Slice the kernels from the cobs, reserving both the kernels and the cobs.To a large, heavy saucepan, add the cream, milk, and sugar. Whisk to combine, add the cobs, and scald over medium. Set aside to steep for 20 minutes. This is your ice cream base.
Step 2
In a heavy skillet, heat the butter until it begins to brown. Add the corn kernels and brown sugar, and sauté for 2-3 minutes or until the corn begins to soften. Set aside.
Step 3
Now return to your ice cream base.
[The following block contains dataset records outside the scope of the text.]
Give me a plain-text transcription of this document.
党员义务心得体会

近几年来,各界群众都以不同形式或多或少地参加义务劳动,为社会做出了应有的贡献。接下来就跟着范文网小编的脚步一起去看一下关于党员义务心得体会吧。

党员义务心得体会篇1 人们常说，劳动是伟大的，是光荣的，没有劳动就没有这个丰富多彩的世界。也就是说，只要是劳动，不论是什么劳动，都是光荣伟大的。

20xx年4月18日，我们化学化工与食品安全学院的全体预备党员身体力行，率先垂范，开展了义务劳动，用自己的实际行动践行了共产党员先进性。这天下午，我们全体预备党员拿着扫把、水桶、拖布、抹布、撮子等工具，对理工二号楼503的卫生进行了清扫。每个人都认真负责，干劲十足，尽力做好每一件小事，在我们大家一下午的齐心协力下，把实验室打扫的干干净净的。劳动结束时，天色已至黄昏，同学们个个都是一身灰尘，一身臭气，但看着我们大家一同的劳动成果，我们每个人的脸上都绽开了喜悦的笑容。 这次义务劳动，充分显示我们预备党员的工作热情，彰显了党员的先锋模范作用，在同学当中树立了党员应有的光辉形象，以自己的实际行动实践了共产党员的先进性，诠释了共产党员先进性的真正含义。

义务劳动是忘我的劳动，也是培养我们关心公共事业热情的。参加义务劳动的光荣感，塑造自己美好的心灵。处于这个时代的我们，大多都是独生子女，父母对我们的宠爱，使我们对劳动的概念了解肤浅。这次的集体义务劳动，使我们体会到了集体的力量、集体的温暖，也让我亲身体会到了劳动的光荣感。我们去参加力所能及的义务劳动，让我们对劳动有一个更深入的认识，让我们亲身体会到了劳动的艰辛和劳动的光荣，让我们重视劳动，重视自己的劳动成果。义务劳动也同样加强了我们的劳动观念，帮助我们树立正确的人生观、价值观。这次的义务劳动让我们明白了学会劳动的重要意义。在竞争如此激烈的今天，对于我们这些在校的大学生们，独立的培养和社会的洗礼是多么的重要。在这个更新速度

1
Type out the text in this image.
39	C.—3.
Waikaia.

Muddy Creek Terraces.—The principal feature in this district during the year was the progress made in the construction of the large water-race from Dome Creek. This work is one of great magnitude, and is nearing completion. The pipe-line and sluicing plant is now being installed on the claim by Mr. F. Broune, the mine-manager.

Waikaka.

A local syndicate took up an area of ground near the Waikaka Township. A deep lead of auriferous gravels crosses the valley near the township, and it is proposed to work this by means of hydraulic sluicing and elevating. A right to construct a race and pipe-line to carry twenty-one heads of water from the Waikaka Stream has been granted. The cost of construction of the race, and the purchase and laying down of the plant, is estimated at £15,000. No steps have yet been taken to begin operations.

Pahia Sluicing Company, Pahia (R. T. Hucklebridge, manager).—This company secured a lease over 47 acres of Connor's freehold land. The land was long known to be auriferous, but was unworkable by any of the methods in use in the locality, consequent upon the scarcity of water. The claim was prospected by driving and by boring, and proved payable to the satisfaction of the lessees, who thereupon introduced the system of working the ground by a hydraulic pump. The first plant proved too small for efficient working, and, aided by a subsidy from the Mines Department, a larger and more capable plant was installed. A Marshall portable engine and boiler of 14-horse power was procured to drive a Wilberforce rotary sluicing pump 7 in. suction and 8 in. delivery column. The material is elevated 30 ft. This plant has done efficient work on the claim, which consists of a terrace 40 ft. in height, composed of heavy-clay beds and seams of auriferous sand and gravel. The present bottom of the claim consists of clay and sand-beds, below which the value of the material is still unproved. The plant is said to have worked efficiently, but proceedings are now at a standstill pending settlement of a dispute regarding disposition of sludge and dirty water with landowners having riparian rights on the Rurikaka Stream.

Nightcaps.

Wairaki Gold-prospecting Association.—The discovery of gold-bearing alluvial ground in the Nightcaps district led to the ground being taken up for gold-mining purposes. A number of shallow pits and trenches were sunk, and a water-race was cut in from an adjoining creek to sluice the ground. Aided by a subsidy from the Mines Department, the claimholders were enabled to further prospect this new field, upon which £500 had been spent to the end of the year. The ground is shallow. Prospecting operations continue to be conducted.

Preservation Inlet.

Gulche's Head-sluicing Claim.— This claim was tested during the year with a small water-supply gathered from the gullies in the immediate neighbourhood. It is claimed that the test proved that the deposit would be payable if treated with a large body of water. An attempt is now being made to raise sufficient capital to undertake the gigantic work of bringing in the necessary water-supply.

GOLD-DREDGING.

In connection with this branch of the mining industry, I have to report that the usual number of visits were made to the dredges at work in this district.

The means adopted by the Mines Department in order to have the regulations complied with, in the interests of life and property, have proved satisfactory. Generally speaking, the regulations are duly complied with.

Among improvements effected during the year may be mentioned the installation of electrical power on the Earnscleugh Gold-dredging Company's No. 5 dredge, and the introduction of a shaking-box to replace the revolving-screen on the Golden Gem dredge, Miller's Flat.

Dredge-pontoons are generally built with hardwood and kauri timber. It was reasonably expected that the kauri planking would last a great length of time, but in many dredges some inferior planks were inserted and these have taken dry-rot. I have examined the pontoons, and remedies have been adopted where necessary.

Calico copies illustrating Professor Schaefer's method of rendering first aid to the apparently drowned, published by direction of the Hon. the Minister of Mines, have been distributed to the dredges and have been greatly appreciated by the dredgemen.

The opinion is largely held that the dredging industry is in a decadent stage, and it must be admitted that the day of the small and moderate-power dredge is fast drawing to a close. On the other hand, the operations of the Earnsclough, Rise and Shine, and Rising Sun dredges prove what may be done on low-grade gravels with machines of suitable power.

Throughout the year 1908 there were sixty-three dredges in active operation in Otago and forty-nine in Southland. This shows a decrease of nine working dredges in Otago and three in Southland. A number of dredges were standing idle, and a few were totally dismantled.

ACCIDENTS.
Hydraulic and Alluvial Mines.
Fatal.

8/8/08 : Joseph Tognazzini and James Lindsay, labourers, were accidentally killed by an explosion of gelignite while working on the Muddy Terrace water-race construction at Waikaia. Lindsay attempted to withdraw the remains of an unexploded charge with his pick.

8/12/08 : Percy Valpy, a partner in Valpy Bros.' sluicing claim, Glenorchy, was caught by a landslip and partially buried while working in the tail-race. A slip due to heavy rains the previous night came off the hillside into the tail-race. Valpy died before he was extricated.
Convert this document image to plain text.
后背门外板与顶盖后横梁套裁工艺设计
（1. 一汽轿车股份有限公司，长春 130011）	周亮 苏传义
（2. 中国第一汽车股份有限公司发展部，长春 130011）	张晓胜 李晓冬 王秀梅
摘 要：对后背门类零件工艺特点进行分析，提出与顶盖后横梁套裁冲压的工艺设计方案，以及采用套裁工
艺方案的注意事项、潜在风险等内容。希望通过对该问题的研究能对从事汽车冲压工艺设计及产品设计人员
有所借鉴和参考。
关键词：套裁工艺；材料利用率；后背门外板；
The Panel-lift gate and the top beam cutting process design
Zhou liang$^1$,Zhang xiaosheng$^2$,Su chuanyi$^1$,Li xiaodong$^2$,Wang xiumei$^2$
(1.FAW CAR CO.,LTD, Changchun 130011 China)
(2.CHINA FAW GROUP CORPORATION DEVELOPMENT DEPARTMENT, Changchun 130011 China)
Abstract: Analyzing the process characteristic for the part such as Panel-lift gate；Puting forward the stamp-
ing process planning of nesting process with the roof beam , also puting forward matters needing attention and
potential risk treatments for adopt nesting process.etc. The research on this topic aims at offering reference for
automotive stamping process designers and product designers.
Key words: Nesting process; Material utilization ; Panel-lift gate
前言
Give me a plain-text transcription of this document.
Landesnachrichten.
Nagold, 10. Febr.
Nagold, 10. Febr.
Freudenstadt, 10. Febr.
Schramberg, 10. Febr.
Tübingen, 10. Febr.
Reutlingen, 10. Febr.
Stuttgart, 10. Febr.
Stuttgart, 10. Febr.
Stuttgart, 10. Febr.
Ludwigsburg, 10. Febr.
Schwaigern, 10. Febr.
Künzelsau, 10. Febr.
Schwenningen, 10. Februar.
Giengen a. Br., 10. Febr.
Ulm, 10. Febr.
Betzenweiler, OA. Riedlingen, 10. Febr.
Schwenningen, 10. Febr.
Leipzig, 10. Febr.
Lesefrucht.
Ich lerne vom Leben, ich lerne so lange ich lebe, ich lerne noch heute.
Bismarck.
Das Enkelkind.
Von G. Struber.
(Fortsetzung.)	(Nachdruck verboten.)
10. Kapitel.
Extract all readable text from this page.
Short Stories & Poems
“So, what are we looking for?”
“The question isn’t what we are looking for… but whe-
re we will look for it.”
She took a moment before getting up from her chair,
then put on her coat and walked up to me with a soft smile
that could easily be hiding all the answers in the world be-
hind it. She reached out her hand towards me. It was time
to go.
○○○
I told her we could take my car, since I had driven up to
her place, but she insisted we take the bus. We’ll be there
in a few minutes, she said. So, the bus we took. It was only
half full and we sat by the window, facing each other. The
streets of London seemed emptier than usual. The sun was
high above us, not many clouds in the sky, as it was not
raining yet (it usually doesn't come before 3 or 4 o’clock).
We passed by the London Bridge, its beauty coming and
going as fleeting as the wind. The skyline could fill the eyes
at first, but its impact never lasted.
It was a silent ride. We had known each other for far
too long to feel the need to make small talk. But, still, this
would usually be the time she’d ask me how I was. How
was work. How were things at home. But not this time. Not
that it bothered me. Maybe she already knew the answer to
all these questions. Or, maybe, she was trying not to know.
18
Remove and discard the cobs.Add the sweet corn mixture, and purée to a smooth consistency with an immersion blender or in a traditional blender.Use a fine-mesh sieve to strain out the solids, especially if not using a high-powered blender, like a Vitamix.
Step 4
Temper the egg yolks by adding the ice cream base, ¼ cup at a time, while whisking. Once you have added in about 1 cup of base, return the yolk mixture to the large saucepan, and whisk to combine. Add the salt and several gratings of fresh nutmeg.
Step 5
Heat the mixture over medium-low, whisking constantly, until thickened (the mixture will coat the back of a spoon). Remove from heat.
Step 6
Allow to cool to room temperature and store in the fridge. When ready, freeze in an ice cream maker according to the manufacturer’s instructions.Garnish with maple-glazed bacon and/or popcorn, and for an extra treat, top with warm Maple-Bourbon Butter Sauce.